A Brief History of the ECS
In 1998, Vincenzo Di Marzo, one of the world’s leading cannabinoid scientists, stated that these physiological processes in the human body: mood, appetite, sleep, memory, and pain-sensation are in the domain of a biological regulatory system wired to keep the body in balance.
Named after the plant that led to its discovery, the endogenous cannabinoid system is perhaps the most important physiologic system involved in establishing and maintaining human health. It is composed of endocannabinoids, which are endogenous lipid-based retrograde neurotransmitters that bind to cannabinoid receptors, and cannabinoid receptor proteins that are found throughout the body in the brain, organs, connective tissues, glands, and immune cells. In each tissue, the cannabinoid system performs different tasks, but the goal is always the same: homeostasis. In fact, almost every physiological process is affected by the endocannabinoid system on some level. This means it can be targeted to treat many diseases.

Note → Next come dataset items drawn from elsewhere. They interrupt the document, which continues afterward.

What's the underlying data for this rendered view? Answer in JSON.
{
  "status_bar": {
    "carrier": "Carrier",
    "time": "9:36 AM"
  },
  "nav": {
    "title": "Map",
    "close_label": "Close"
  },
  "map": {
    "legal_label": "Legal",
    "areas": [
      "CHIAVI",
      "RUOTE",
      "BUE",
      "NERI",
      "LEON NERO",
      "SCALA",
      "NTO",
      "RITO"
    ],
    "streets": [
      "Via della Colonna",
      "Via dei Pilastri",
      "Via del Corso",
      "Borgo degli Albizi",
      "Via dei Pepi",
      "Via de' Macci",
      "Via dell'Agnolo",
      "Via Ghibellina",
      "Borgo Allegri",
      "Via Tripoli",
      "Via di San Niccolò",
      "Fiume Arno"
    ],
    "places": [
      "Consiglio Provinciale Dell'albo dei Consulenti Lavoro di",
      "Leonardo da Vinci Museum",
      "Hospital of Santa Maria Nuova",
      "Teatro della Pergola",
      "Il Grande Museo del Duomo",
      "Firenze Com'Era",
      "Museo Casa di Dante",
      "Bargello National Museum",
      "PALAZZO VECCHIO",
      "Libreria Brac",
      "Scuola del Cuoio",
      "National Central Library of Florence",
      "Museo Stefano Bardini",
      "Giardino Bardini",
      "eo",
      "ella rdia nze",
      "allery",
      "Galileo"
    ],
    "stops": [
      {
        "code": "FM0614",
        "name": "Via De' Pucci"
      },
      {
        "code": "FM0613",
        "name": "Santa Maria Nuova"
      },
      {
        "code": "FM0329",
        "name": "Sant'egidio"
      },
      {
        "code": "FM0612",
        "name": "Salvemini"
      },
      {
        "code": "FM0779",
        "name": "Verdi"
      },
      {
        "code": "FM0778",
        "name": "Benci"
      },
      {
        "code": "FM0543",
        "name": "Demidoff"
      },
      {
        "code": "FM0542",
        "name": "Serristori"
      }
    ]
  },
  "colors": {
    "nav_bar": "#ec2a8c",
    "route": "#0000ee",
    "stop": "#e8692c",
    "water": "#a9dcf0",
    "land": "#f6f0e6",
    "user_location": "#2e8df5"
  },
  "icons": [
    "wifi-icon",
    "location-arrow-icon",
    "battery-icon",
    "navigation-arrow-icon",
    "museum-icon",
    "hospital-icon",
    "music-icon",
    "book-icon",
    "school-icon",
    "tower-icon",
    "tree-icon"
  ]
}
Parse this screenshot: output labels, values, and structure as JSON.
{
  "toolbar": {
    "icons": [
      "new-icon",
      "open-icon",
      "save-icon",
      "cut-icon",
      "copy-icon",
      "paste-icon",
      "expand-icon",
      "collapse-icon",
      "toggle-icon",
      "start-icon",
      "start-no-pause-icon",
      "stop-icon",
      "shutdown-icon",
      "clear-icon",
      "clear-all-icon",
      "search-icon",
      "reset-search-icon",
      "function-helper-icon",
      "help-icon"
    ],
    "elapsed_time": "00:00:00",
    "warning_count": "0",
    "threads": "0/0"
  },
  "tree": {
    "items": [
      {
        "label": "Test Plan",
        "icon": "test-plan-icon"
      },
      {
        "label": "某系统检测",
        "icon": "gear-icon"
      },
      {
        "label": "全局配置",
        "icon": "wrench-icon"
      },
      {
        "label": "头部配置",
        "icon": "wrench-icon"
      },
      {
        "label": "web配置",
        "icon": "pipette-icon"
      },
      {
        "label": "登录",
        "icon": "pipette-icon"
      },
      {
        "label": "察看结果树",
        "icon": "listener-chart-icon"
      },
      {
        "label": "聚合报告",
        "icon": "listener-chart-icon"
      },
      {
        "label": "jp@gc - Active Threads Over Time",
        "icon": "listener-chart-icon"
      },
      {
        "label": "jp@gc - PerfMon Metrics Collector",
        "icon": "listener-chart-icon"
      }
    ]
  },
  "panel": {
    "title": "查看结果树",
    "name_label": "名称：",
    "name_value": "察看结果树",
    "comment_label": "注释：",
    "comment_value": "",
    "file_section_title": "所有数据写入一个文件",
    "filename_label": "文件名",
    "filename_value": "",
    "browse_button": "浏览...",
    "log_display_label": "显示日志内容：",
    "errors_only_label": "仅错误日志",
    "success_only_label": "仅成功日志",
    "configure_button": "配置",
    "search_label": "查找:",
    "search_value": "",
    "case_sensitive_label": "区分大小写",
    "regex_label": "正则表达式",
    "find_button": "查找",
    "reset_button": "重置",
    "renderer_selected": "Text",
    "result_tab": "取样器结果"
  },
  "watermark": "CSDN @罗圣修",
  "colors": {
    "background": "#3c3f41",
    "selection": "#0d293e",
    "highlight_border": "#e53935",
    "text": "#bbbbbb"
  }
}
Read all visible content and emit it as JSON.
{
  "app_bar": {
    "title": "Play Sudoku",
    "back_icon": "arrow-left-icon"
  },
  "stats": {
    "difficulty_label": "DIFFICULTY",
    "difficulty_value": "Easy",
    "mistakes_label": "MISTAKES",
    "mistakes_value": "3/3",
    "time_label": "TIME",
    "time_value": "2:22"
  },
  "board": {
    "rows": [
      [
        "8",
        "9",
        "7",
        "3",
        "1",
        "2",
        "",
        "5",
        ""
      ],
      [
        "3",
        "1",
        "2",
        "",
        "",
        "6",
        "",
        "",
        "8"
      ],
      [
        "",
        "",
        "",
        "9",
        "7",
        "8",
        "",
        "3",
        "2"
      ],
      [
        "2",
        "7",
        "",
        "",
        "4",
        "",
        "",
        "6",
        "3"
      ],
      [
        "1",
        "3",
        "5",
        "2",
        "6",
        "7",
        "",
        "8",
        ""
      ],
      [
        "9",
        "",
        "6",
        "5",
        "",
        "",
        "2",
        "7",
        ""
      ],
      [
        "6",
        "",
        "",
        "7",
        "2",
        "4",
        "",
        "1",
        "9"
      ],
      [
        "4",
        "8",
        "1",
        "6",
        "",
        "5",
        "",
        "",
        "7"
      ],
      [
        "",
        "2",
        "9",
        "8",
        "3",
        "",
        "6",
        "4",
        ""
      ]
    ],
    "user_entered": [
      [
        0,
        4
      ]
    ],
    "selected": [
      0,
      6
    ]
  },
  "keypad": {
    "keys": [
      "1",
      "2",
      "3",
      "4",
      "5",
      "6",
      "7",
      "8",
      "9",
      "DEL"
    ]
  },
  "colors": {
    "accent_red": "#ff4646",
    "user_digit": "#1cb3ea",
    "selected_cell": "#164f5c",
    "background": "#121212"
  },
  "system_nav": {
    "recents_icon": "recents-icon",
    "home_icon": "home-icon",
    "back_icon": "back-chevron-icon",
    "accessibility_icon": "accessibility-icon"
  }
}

In 1964, Dr. Raphael Mechoulam, the sometimes referred to as the “godfather” of cannabis research, first identified and isolated tetrahydrocannabinol (THC) for the first time. THC is historically known for its psychoactive properties. In addition, Mechoulam also successfully isolated cannabidiol (CBD), a non-psychotropic cannabinoid and generally associated with antioxidant and neuroprotectant properties. These cannabinoids are referred to as “phytocannabinoids” because they are naturally occurring in plants. Being able to isolate these phytocannabinoids for the first time was a critical stepping stone in discovering the endocannabinoid system.